M. Pierre Charon attire l'attention de M. le ministre délégué auprès du ministre de la défense, chargé des anciens combattants, sur la situation des Harkis et le climat d'incompréhension et d'inquiétude suscité par la remise par le Premier ministre au Parlement du rapport dressant le bilan de l'application de la loi n° 2005-158 du 23 février 2005 portant reconnaissance de la Nation et contribution nationale en faveur des Français rapatriés, conformément à l'article 99 de la loi n°2012-1509 du 29 décembre 2012 de finances pour 2013.

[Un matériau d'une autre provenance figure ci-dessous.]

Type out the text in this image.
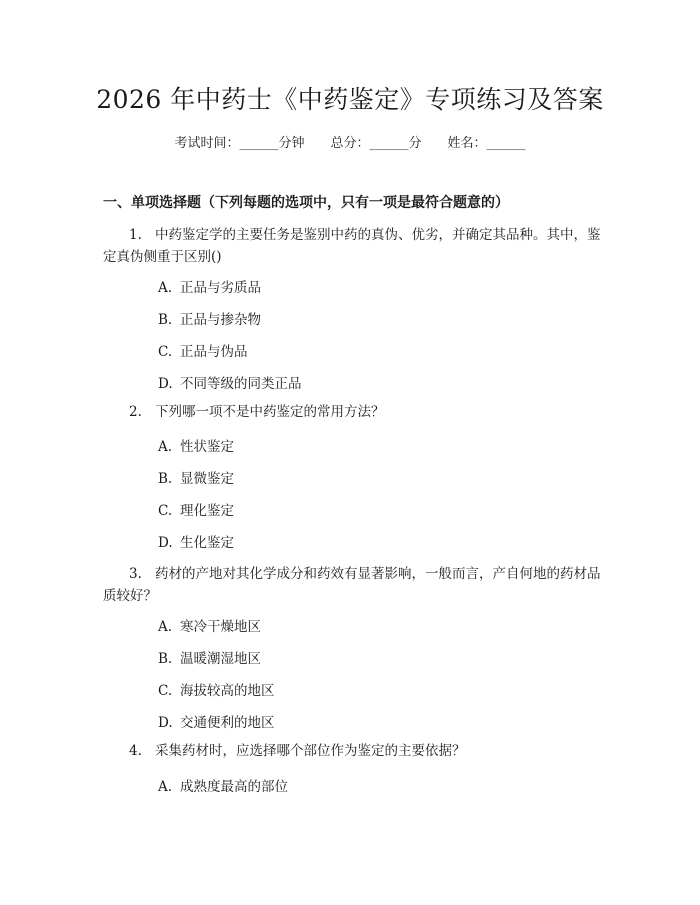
2026 年中药士《中药鉴定》专项练习及答案
考试时间：______分钟 总分：______分 姓名：______
一、单项选择题（下列每题的选项中，只有一项是最符合题意的）
1. 中药鉴定学的主要任务是鉴别中药的真伪、优劣，并确定其品种。其中，鉴定真伪侧重于区别()
A. 正品与劣质品
B. 正品与掺杂物
C. 正品与伪品
D. 不同等级的同类正品
2. 下列哪一项不是中药鉴定的常用方法？
A. 性状鉴定
B. 显微鉴定
C. 理化鉴定
D. 生化鉴定
3. 药材的产地对其化学成分和药效有显著影响，一般而言，产自何地的药材品质较好？
A. 寒冷干燥地区
B. 温暖潮湿地区
C. 海拔较高的地区
D. 交通便利的地区
4. 采集药材时，应选择哪个部位作为鉴定的主要依据？
A. 成熟度最高的部位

À aucun moment, ce rapport n'aborde la réalité des difficultés d'application de la loi du 23 février 2005, mises en avant par la décision n° 2010-93 QPC du 4 février 2011 du Conseil constitutionnel saisi d'une question prioritaire de constitutionnalité posée par le Comité Harkis et vérité, et également mises en lumière par la décision du Conseil d'État rendue le 20 mars 2013.
Par ailleurs, il regrette profondément qu'aucune proposition concrète n'ait été faite alors que les familles de Harkis et leurs descendants ne peuvent plus souffrir que leur situation soit passée sous silence.

En conséquence, il souhaiterait connaître les raisons qui ont conduit le Gouvernement à ne pas traiter les difficultés juridiques liées à l'application de la loi du 23 février 2005 dans le cadre de ce rapport au Parlement, dont l'objet était pourtant de faire un bilan d'application de cette loi en vue de préconiser des recommandations susceptibles de mettre fin à ces injustices.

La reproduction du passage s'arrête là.